- Sire: Rhythm (USA)
- Grandsire: Mr. Prospector
- Dam: Romanee Conti
- Damsire: Sir Tristram
- Sex: Mare
- Foaled: 16 November 1997
- Country: New Zealand
- Colour: Bay
- Breeder: Sir Peter James Vela & Phillip Malcolm Vela
- Owner: Sir Peter James Vela & Phillip Malcolm Vela
- Trainer: Sheila Laxon
- Record: 21: 8-1-3
- Earnings: A$4,762,135

Major wins
- Doomben Roses (2001) Queensland Oaks (2001) Caulfield Cup (2001) Melbourne Cup (2001) The BMW Stakes (2002)

Awards
- Waikato Horse of the Year Award (2002) Australian Champion Stayer (2002)

Honours
- New Zealand Racing Hall of Fame

= Ethereal (horse) =

New Zealand-bred Thoroughbred racehorse

Ethereal (foaled 16 November 1997) is a New Zealand thoroughbred racehorse. The mare is best known for winning the 2001 Melbourne Cup.

==Background==
Ethereal is a bay mare owned and bred by brothers Peter and Phillip Vela, who own Pencarrow Stud and New Zealand Bloodstock. Ethereal was sired by the 1989 U.S. Champion 2-Yr-Old Colt and Breeders' Cup Juvenile winner, Rhythm (USA). Her grandsire was the very influential Champion sire Mr. Prospector. Her dam was Romanee Conti, a Hong Kong Cup winner and a daughter of leading sire Sir Tristram (IRE). Ethereal was trained during her racing career by Sheila Laxon.

==Racing career==
Ethereal won four Group One races, including three of the most important staying races in Australia, the Caulfield and Melbourne Cups in 2001 and The BMW Stakes in 2002. An international campaign was considered to possibly include the Arc de Triomphe, but was abandoned due to the tough racing she had endured the previous season.

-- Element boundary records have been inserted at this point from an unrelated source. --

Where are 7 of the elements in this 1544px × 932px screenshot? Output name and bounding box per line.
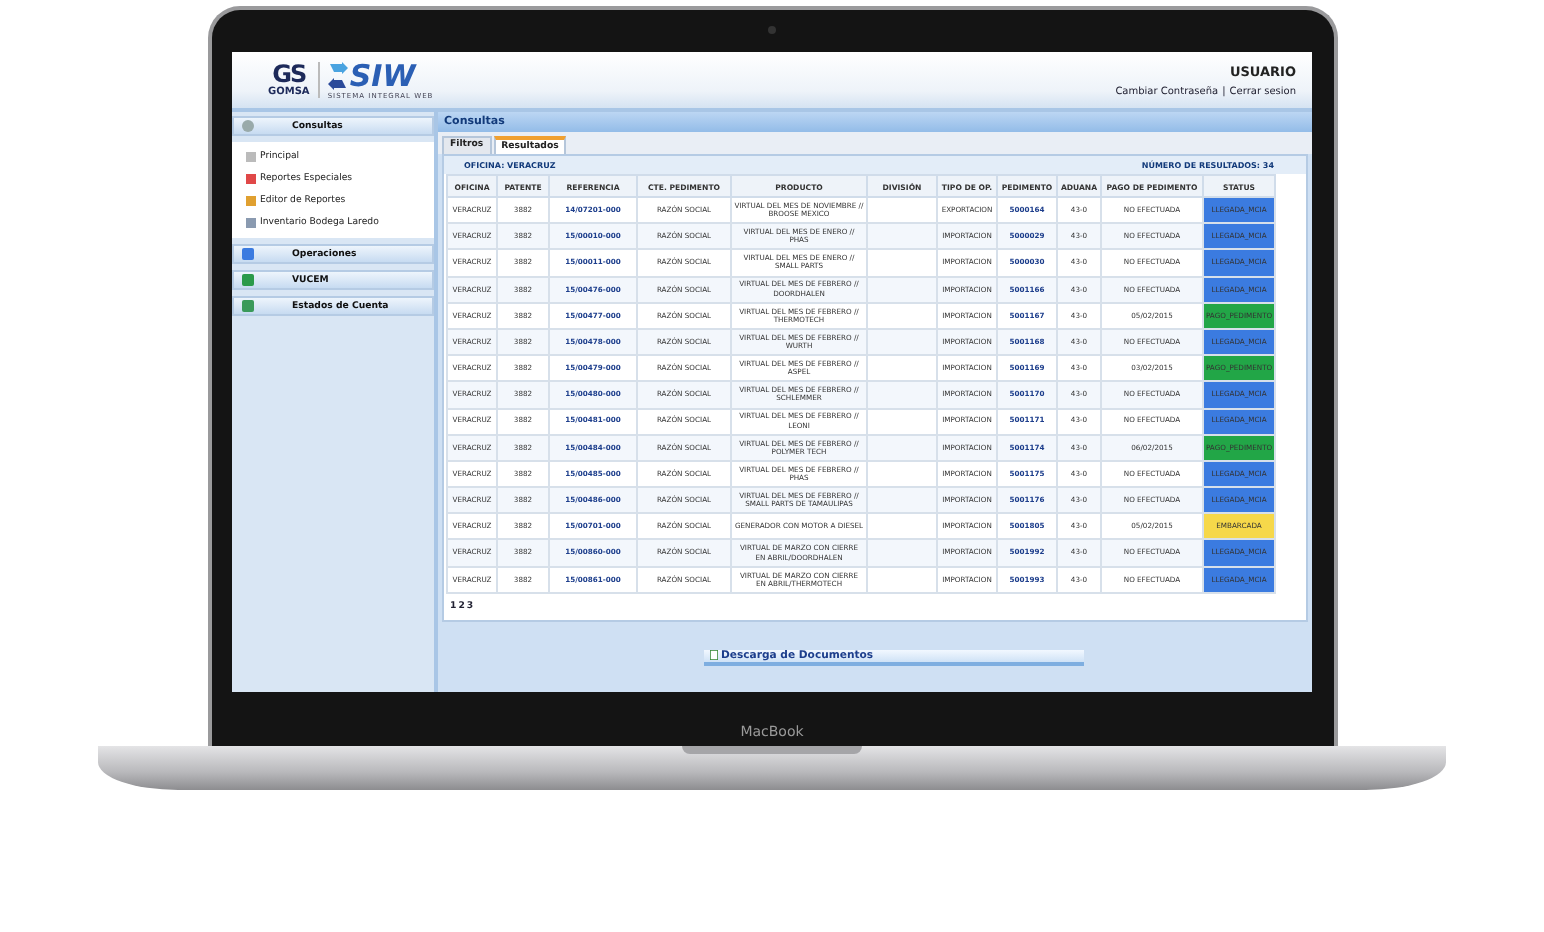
section-icon: [242, 274, 254, 286]
arrows-icon: [327, 62, 348, 90]
section-icon: [242, 248, 254, 260]
section-icon: [242, 120, 254, 132]
logo-mark: GS: [272, 62, 306, 86]
app-name: SIW: [349, 61, 416, 91]
section-icon: [242, 300, 254, 312]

She was named Australian Champion Stayer, but was beaten to the title of New Zealand & Australian Horse of the Year by the champion mare Sunline.

==Stud record==
Immediately following her win in the 2002 BMW Stakes, Ethereal was retired from racing to serve as a broodmare for her owner's Pencarrow Stud at Hamilton, New Zealand.

At stud, Ethereal has produced a Giant's Causeway filly named Uberalles who was third in the Group 2 Great Northern Guineas and was third in the Group 1 New Zealand Derby. In 2007 Ethereal's colt by Stravinsky, sold for NZ$1,300,000 at the Karaka Premier sale in 2007.